I'm a bit confused with arranging the Bayes equation to update probability. Say, I have the following data:
$P(\text{blue birds in the whole study area}) = 0.16$; $P(\text{all except blue colored birds in the whole study area}) = 0.84$; $P(\text{birds in NW of the study area is blue}) = 0.22$; and $P(\text{blue birds outside the NW part of the study area}) = 0.11$;
Is that correct if I write:
$P(\text{blue|NW}) = \frac{P(\text{blue}) \cdot P(\text{NW|blue})}{P(\text{blue}) \cdot P(\text{NW|blue}) + P(\neg \text{blue}) \cdot P(\text{blue|}\neg\text{NW})} = \frac{0.16 \cdot 0.22}{0.16 \cdot 0.22 + 0.84 \cdot 0.1} = 0.28$?
Therefore, the probability of finding a blue bird in the NW of the study site has increased from the prior estimate of $16%$ to $28%$.
The confusing part is that we also know: $P(\text{birds in NW that are not blue}) = 0.78$ and if I use this information in the equation as $P(\neg\text{blue|NW})$, then the calculation stands as: $0.16*0.22/(0.16*0.22 + 0.84*0.78) = 0.054$ or $5.4\%$ only (though the probability of finding a blue bird in the NW is supposed to increase)?!?
In sum, which one is correct to use: $P(\text{blue|}\neg\text{NW})$ or $P(\neg\text{blue|NW})$ in this particular case or the whole idea is wrong??
Thanks.
Well you are defining P(blue|NW) in a wrong way!

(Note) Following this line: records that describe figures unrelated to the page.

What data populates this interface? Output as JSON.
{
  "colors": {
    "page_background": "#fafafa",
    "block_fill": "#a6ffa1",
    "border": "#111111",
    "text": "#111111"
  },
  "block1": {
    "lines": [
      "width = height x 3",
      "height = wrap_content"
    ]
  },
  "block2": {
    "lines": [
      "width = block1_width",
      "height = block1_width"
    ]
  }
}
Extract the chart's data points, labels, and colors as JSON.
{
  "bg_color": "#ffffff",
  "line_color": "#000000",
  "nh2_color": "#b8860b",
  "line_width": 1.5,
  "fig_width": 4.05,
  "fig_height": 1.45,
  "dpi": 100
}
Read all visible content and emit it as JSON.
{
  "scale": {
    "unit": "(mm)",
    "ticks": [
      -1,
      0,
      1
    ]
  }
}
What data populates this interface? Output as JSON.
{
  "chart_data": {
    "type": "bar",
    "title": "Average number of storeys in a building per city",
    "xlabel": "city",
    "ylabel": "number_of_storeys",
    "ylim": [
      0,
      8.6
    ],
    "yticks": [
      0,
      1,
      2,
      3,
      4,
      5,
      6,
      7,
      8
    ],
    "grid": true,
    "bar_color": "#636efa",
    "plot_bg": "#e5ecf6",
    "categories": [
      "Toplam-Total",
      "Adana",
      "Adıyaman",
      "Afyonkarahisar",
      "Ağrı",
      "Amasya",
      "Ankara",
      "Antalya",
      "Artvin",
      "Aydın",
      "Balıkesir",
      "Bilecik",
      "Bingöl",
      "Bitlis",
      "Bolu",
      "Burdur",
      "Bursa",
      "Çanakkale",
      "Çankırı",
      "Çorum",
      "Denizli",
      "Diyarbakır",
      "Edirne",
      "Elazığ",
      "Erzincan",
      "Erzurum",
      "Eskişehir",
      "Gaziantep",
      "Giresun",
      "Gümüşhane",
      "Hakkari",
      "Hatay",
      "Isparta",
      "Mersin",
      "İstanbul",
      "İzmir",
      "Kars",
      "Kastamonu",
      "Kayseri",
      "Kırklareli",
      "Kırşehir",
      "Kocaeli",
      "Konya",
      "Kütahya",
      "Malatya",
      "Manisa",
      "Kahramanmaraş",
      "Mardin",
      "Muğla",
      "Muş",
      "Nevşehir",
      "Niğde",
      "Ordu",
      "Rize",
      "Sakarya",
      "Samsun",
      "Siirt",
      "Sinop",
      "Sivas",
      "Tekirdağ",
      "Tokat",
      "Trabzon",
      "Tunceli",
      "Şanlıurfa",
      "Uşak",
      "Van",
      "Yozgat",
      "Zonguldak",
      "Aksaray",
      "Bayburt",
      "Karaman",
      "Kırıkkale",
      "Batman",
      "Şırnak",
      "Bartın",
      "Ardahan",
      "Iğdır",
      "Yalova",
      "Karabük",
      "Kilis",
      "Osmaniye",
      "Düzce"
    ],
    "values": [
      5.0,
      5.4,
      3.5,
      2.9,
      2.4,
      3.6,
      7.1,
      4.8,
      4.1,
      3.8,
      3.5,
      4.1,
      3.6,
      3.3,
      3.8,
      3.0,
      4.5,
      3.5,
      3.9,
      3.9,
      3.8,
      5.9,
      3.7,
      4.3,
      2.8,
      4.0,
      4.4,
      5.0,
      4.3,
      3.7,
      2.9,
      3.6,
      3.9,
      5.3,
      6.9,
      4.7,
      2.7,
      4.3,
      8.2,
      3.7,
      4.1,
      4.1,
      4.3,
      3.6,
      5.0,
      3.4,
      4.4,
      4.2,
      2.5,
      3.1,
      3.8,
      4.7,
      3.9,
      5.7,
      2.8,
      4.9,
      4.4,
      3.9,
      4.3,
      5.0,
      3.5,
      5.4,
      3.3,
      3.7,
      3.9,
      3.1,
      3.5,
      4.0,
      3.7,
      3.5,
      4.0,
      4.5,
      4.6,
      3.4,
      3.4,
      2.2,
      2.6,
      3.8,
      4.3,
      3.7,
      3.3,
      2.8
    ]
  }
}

P(blue|NW) can be interpreted as probability of seeing blue bird given you are looking in NW area.
I would say that you are considering events in quite wrong fashion thus getting paradoxical answers! To make understanding better consider following events and then try to get answer: blue -> event that you see blue bird (in entire area) NW -> event that you are looking in NW area Hence P(blue) = 0.16 and P(~blue) = 0.84 Then P(NW) = ?? (We don't know or you didn't state) Then P(blue|NW) = 0.22 P(blue|~NW) = 0.11 and like this define other probabilities and then try to use Bayes inference!
If you still don't get answer please feel free to ask, as I can give you more detailed explanation.